Incidemment, je peux dire que Théon n'était pas réllement converti. Il était converti à la périphérie mais je suis convaincue qu'il n'avait pas touché la cause première, la mauvaise volonté fondamentale. Le mantra de la Vie n'aurait même pas dû l'intéresser s'il avait vraiment éliminé cet esprit du mensonge. Par ailleurs l'idée d'abandon au Divin, dont Mère dit qu'elle lui était totalement étrangère, n'aurait pas pu lui rester étrangère. Car c'est la première idée qui vient, une fois qu'on a cessé de croire qu'on pouvait faire quelque chose par nous-mêmes. Et en plus, c'est bien plus facile que n'importe quelle sadhana. La seule raison qui empêche de le faire, c'est l'identification à l'esprit du mensonge.
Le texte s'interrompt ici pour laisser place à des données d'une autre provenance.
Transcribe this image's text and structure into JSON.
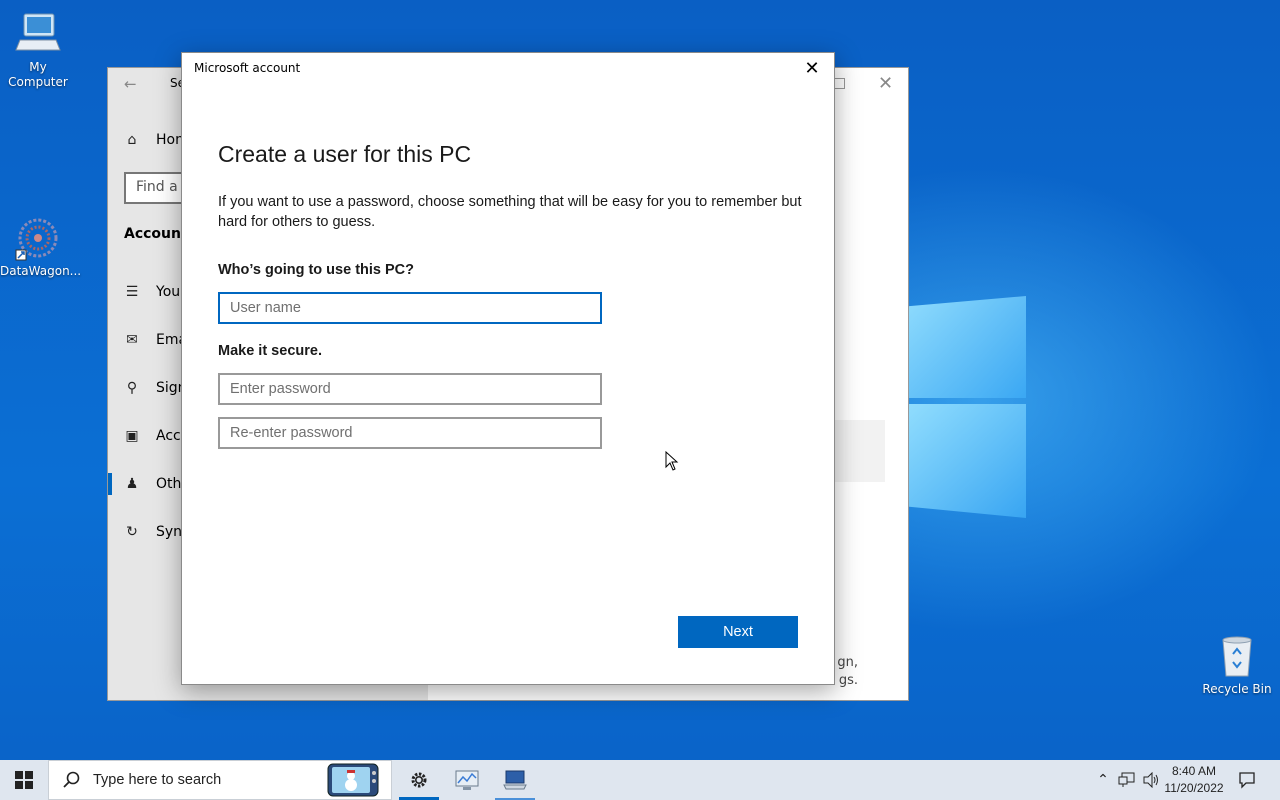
{
  "desktop": {
    "icons": [
      {
        "label": "My Computer"
      },
      {
        "label": "DataWagon..."
      },
      {
        "label": "Recycle Bin"
      }
    ]
  },
  "settings_window": {
    "title": "Se",
    "home": "Hom",
    "search_placeholder": "Find a s",
    "section": "Accounts",
    "nav": [
      {
        "label": "Your",
        "icon": "person-list-icon"
      },
      {
        "label": "Ema",
        "icon": "mail-icon"
      },
      {
        "label": "Sign",
        "icon": "key-icon"
      },
      {
        "label": "Acce",
        "icon": "briefcase-icon"
      },
      {
        "label": "Othe",
        "icon": "person-icon"
      },
      {
        "label": "Sync",
        "icon": "sync-icon"
      }
    ],
    "bottom_text_1": "gn,",
    "bottom_text_2": "gs."
  },
  "dialog": {
    "title": "Microsoft account",
    "heading": "Create a user for this PC",
    "description": "If you want to use a password, choose something that will be easy for you to remember but hard for others to guess.",
    "who_label": "Who’s going to use this PC?",
    "username_placeholder": "User name",
    "secure_label": "Make it secure.",
    "password_placeholder": "Enter password",
    "reenter_placeholder": "Re-enter password",
    "next_label": "Next",
    "accent": "#0067c0"
  },
  "taskbar": {
    "search_placeholder": "Type here to search",
    "time": "8:40 AM",
    "date": "11/20/2022"
  }
}
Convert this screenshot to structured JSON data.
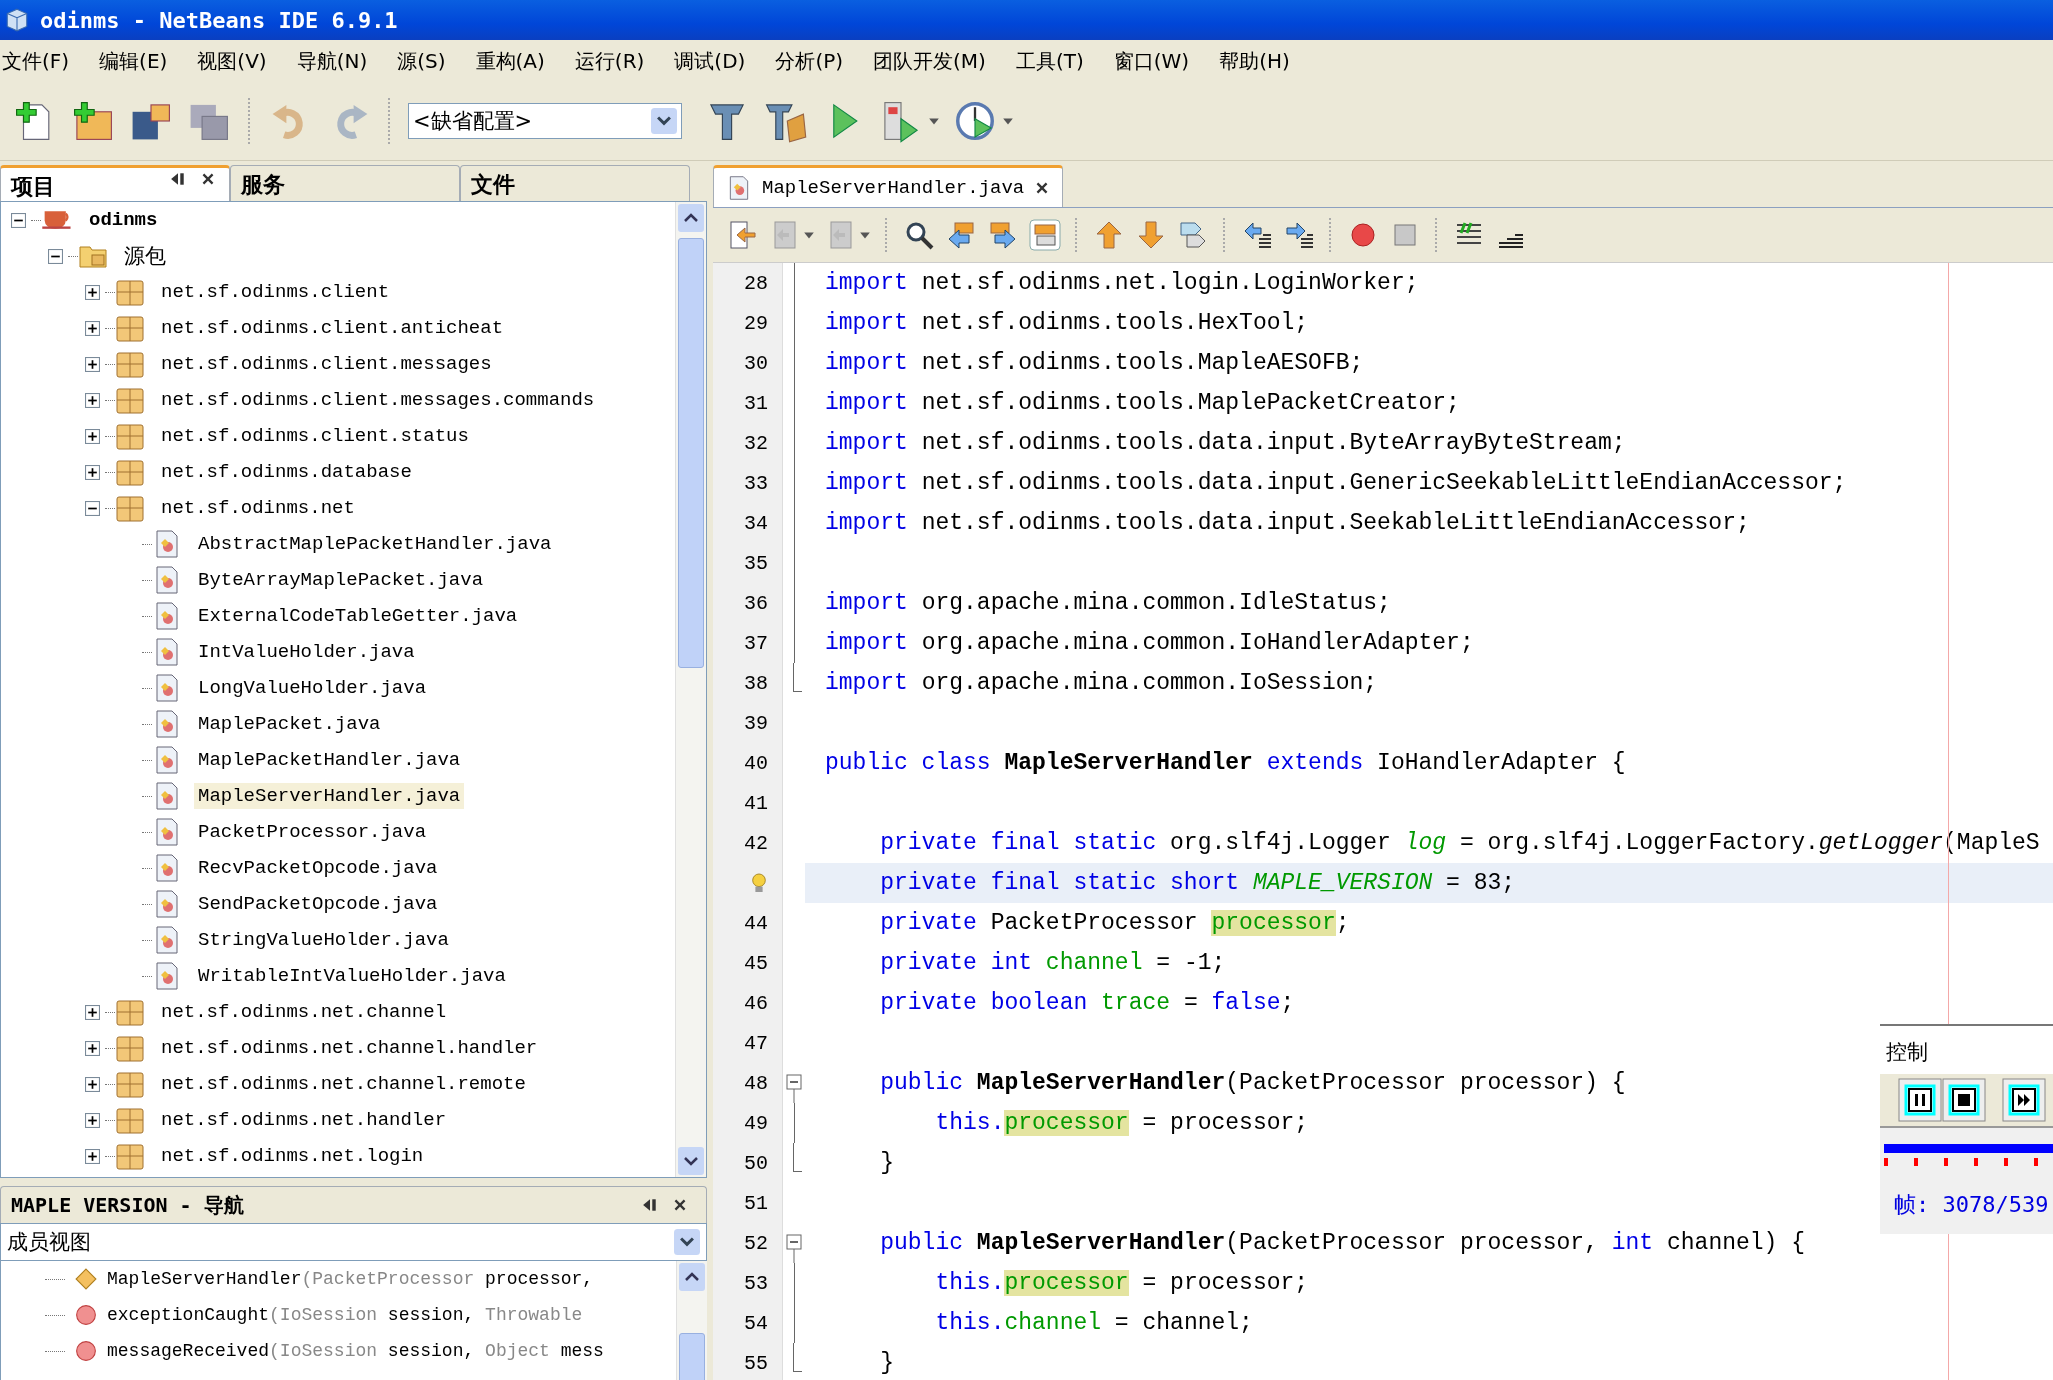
{
  "window": {
    "title": "odinms - NetBeans IDE 6.9.1"
  },
  "menu": [
    "文件(F)",
    "编辑(E)",
    "视图(V)",
    "导航(N)",
    "源(S)",
    "重构(A)",
    "运行(R)",
    "调试(D)",
    "分析(P)",
    "团队开发(M)",
    "工具(T)",
    "窗口(W)",
    "帮助(H)"
  ],
  "toolbar": {
    "configuration": "<缺省配置>"
  },
  "left_tabs": [
    {
      "label": "项目",
      "selected": true
    },
    {
      "label": "服务",
      "selected": false
    },
    {
      "label": "文件",
      "selected": false
    }
  ],
  "tree": [
    {
      "label": "odinms",
      "kind": "project",
      "expanded": true,
      "selected": false,
      "children": [
        {
          "label": "源包",
          "kind": "source-folder",
          "expanded": true,
          "selected": false,
          "children": [
            {
              "label": "net.sf.odinms.client",
              "kind": "package",
              "expanded": false,
              "selected": false
            },
            {
              "label": "net.sf.odinms.client.anticheat",
              "kind": "package",
              "expanded": false,
              "selected": false
            },
            {
              "label": "net.sf.odinms.client.messages",
              "kind": "package",
              "expanded": false,
              "selected": false
            },
            {
              "label": "net.sf.odinms.client.messages.commands",
              "kind": "package",
              "expanded": false,
              "selected": false
            },
            {
              "label": "net.sf.odinms.client.status",
              "kind": "package",
              "expanded": false,
              "selected": false
            },
            {
              "label": "net.sf.odinms.database",
              "kind": "package",
              "expanded": false,
              "selected": false
            },
            {
              "label": "net.sf.odinms.net",
              "kind": "package",
              "expanded": true,
              "selected": false,
              "children": [
                {
                  "label": "AbstractMaplePacketHandler.java",
                  "kind": "file",
                  "selected": false
                },
                {
                  "label": "ByteArrayMaplePacket.java",
                  "kind": "file",
                  "selected": false
                },
                {
                  "label": "ExternalCodeTableGetter.java",
                  "kind": "file",
                  "selected": false
                },
                {
                  "label": "IntValueHolder.java",
                  "kind": "file",
                  "selected": false
                },
                {
                  "label": "LongValueHolder.java",
                  "kind": "file",
                  "selected": false
                },
                {
                  "label": "MaplePacket.java",
                  "kind": "file",
                  "selected": false
                },
                {
                  "label": "MaplePacketHandler.java",
                  "kind": "file",
                  "selected": false
                },
                {
                  "label": "MapleServerHandler.java",
                  "kind": "file",
                  "selected": true
                },
                {
                  "label": "PacketProcessor.java",
                  "kind": "file",
                  "selected": false
                },
                {
                  "label": "RecvPacketOpcode.java",
                  "kind": "file",
                  "selected": false
                },
                {
                  "label": "SendPacketOpcode.java",
                  "kind": "file",
                  "selected": false
                },
                {
                  "label": "StringValueHolder.java",
                  "kind": "file",
                  "selected": false
                },
                {
                  "label": "WritableIntValueHolder.java",
                  "kind": "file",
                  "selected": false
                }
              ]
            },
            {
              "label": "net.sf.odinms.net.channel",
              "kind": "package",
              "expanded": false,
              "selected": false
            },
            {
              "label": "net.sf.odinms.net.channel.handler",
              "kind": "package",
              "expanded": false,
              "selected": false
            },
            {
              "label": "net.sf.odinms.net.channel.remote",
              "kind": "package",
              "expanded": false,
              "selected": false
            },
            {
              "label": "net.sf.odinms.net.handler",
              "kind": "package",
              "expanded": false,
              "selected": false
            },
            {
              "label": "net.sf.odinms.net.login",
              "kind": "package",
              "expanded": false,
              "selected": false
            }
          ]
        }
      ]
    }
  ],
  "navigator": {
    "title": "MAPLE VERSION - 导航",
    "view": "成员视图",
    "members": [
      {
        "kind": "constructor",
        "name": "MapleServerHandler",
        "params": [
          {
            "kind": "type",
            "text": "(PacketProcessor"
          },
          {
            "kind": "plain",
            "text": " processor,"
          }
        ]
      },
      {
        "kind": "method",
        "name": "exceptionCaught",
        "params": [
          {
            "kind": "type",
            "text": "(IoSession"
          },
          {
            "kind": "plain",
            "text": " session, "
          },
          {
            "kind": "type",
            "text": "Throwable"
          }
        ]
      },
      {
        "kind": "method",
        "name": "messageReceived",
        "params": [
          {
            "kind": "type",
            "text": "(IoSession"
          },
          {
            "kind": "plain",
            "text": " session, "
          },
          {
            "kind": "type",
            "text": "Object"
          },
          {
            "kind": "plain",
            "text": " mess"
          }
        ]
      }
    ]
  },
  "editor": {
    "tab": "MapleServerHandler.java",
    "lines": [
      {
        "number": "28",
        "current": false,
        "in_fold": true,
        "tokens": [
          {
            "kind": "keyword",
            "text": "import"
          },
          {
            "kind": "plain",
            "text": " net.sf.odinms.net.login.LoginWorker;"
          }
        ]
      },
      {
        "number": "29",
        "current": false,
        "in_fold": true,
        "tokens": [
          {
            "kind": "keyword",
            "text": "import"
          },
          {
            "kind": "plain",
            "text": " net.sf.odinms.tools.HexTool;"
          }
        ]
      },
      {
        "number": "30",
        "current": false,
        "in_fold": true,
        "tokens": [
          {
            "kind": "keyword",
            "text": "import"
          },
          {
            "kind": "plain",
            "text": " net.sf.odinms.tools.MapleAESOFB;"
          }
        ]
      },
      {
        "number": "31",
        "current": false,
        "in_fold": true,
        "tokens": [
          {
            "kind": "keyword",
            "text": "import"
          },
          {
            "kind": "plain",
            "text": " net.sf.odinms.tools.MaplePacketCreator;"
          }
        ]
      },
      {
        "number": "32",
        "current": false,
        "in_fold": true,
        "tokens": [
          {
            "kind": "keyword",
            "text": "import"
          },
          {
            "kind": "plain",
            "text": " net.sf.odinms.tools.data.input.ByteArrayByteStream;"
          }
        ]
      },
      {
        "number": "33",
        "current": false,
        "in_fold": true,
        "tokens": [
          {
            "kind": "keyword",
            "text": "import"
          },
          {
            "kind": "plain",
            "text": " net.sf.odinms.tools.data.input.GenericSeekableLittleEndianAccessor;"
          }
        ]
      },
      {
        "number": "34",
        "current": false,
        "in_fold": true,
        "tokens": [
          {
            "kind": "keyword",
            "text": "import"
          },
          {
            "kind": "plain",
            "text": " net.sf.odinms.tools.data.input.SeekableLittleEndianAccessor;"
          }
        ]
      },
      {
        "number": "35",
        "current": false,
        "in_fold": true
      },
      {
        "number": "36",
        "current": false,
        "in_fold": true,
        "tokens": [
          {
            "kind": "keyword",
            "text": "import"
          },
          {
            "kind": "plain",
            "text": " org.apache.mina.common.IdleStatus;"
          }
        ]
      },
      {
        "number": "37",
        "current": false,
        "in_fold": true,
        "tokens": [
          {
            "kind": "keyword",
            "text": "import"
          },
          {
            "kind": "plain",
            "text": " org.apache.mina.common.IoHandlerAdapter;"
          }
        ]
      },
      {
        "number": "38",
        "current": false,
        "fold_end": true,
        "tokens": [
          {
            "kind": "keyword",
            "text": "import"
          },
          {
            "kind": "plain",
            "text": " org.apache.mina.common.IoSession;"
          }
        ]
      },
      {
        "number": "39",
        "current": false
      },
      {
        "number": "40",
        "current": false,
        "tokens": [
          {
            "kind": "keyword",
            "text": "public class"
          },
          {
            "kind": "bold",
            "text": " MapleServerHandler"
          },
          {
            "kind": "keyword",
            "text": " extends"
          },
          {
            "kind": "plain",
            "text": " IoHandlerAdapter {"
          }
        ]
      },
      {
        "number": "41",
        "current": false
      },
      {
        "number": "42",
        "current": false,
        "tokens": [
          {
            "kind": "keyword",
            "text": "    private final static"
          },
          {
            "kind": "plain",
            "text": " org.slf4j.Logger "
          },
          {
            "kind": "static",
            "text": "log"
          },
          {
            "kind": "plain",
            "text": " = org.slf4j.LoggerFactory."
          },
          {
            "kind": "method",
            "text": "getLogger"
          },
          {
            "kind": "plain",
            "text": "(MapleS"
          }
        ]
      },
      {
        "hint": true,
        "current": true,
        "tokens": [
          {
            "kind": "keyword",
            "text": "    private final static short"
          },
          {
            "kind": "static",
            "text": " MAPLE_VERSION"
          },
          {
            "kind": "plain",
            "text": " = 83;"
          }
        ]
      },
      {
        "number": "44",
        "current": false,
        "tokens": [
          {
            "kind": "keyword",
            "text": "    private"
          },
          {
            "kind": "plain",
            "text": " PacketProcessor "
          },
          {
            "kind": "field-marked",
            "text": "processor"
          },
          {
            "kind": "plain",
            "text": ";"
          }
        ]
      },
      {
        "number": "45",
        "current": false,
        "tokens": [
          {
            "kind": "keyword",
            "text": "    private int"
          },
          {
            "kind": "field",
            "text": " channel"
          },
          {
            "kind": "plain",
            "text": " = -1;"
          }
        ]
      },
      {
        "number": "46",
        "current": false,
        "tokens": [
          {
            "kind": "keyword",
            "text": "    private boolean"
          },
          {
            "kind": "field",
            "text": " trace"
          },
          {
            "kind": "plain",
            "text": " = "
          },
          {
            "kind": "keyword",
            "text": "false"
          },
          {
            "kind": "plain",
            "text": ";"
          }
        ]
      },
      {
        "number": "47",
        "current": false
      },
      {
        "number": "48",
        "current": false,
        "fold_start": true,
        "tokens": [
          {
            "kind": "keyword",
            "text": "    public"
          },
          {
            "kind": "bold",
            "text": " MapleServerHandler"
          },
          {
            "kind": "plain",
            "text": "(PacketProcessor processor) {"
          }
        ]
      },
      {
        "number": "49",
        "current": false,
        "in_fold": true,
        "tokens": [
          {
            "kind": "keyword",
            "text": "        this."
          },
          {
            "kind": "field-marked",
            "text": "processor"
          },
          {
            "kind": "plain",
            "text": " = processor;"
          }
        ]
      },
      {
        "number": "50",
        "current": false,
        "fold_end": true,
        "tokens": [
          {
            "kind": "plain",
            "text": "    }"
          }
        ]
      },
      {
        "number": "51",
        "current": false
      },
      {
        "number": "52",
        "current": false,
        "fold_start": true,
        "tokens": [
          {
            "kind": "keyword",
            "text": "    public"
          },
          {
            "kind": "bold",
            "text": " MapleServerHandler"
          },
          {
            "kind": "plain",
            "text": "(PacketProcessor processor, "
          },
          {
            "kind": "keyword",
            "text": "int"
          },
          {
            "kind": "plain",
            "text": " channel) {"
          }
        ]
      },
      {
        "number": "53",
        "current": false,
        "in_fold": true,
        "tokens": [
          {
            "kind": "keyword",
            "text": "        this."
          },
          {
            "kind": "field-marked",
            "text": "processor"
          },
          {
            "kind": "plain",
            "text": " = processor;"
          }
        ]
      },
      {
        "number": "54",
        "current": false,
        "in_fold": true,
        "tokens": [
          {
            "kind": "keyword",
            "text": "        this."
          },
          {
            "kind": "field",
            "text": "channel"
          },
          {
            "kind": "plain",
            "text": " = channel;"
          }
        ]
      },
      {
        "number": "55",
        "current": false,
        "fold_end": true,
        "tokens": [
          {
            "kind": "plain",
            "text": "    }"
          }
        ]
      }
    ]
  },
  "recorder": {
    "title": "控制",
    "frame": "帧: 3078/539"
  }
}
C'est vraiment un point central. Avec cet esprit, on peut identifier l'amour divin, l'ananda, se le souhaiter, souhaiter quelque bien aux autres, mais fondamentalement on croit toujours avoir des qualités propres, et donc on continue sur ce chemin de la sadhana. Sans cet esprit, on voit que toutes ces prétentions sont vaines et dénuées de sens.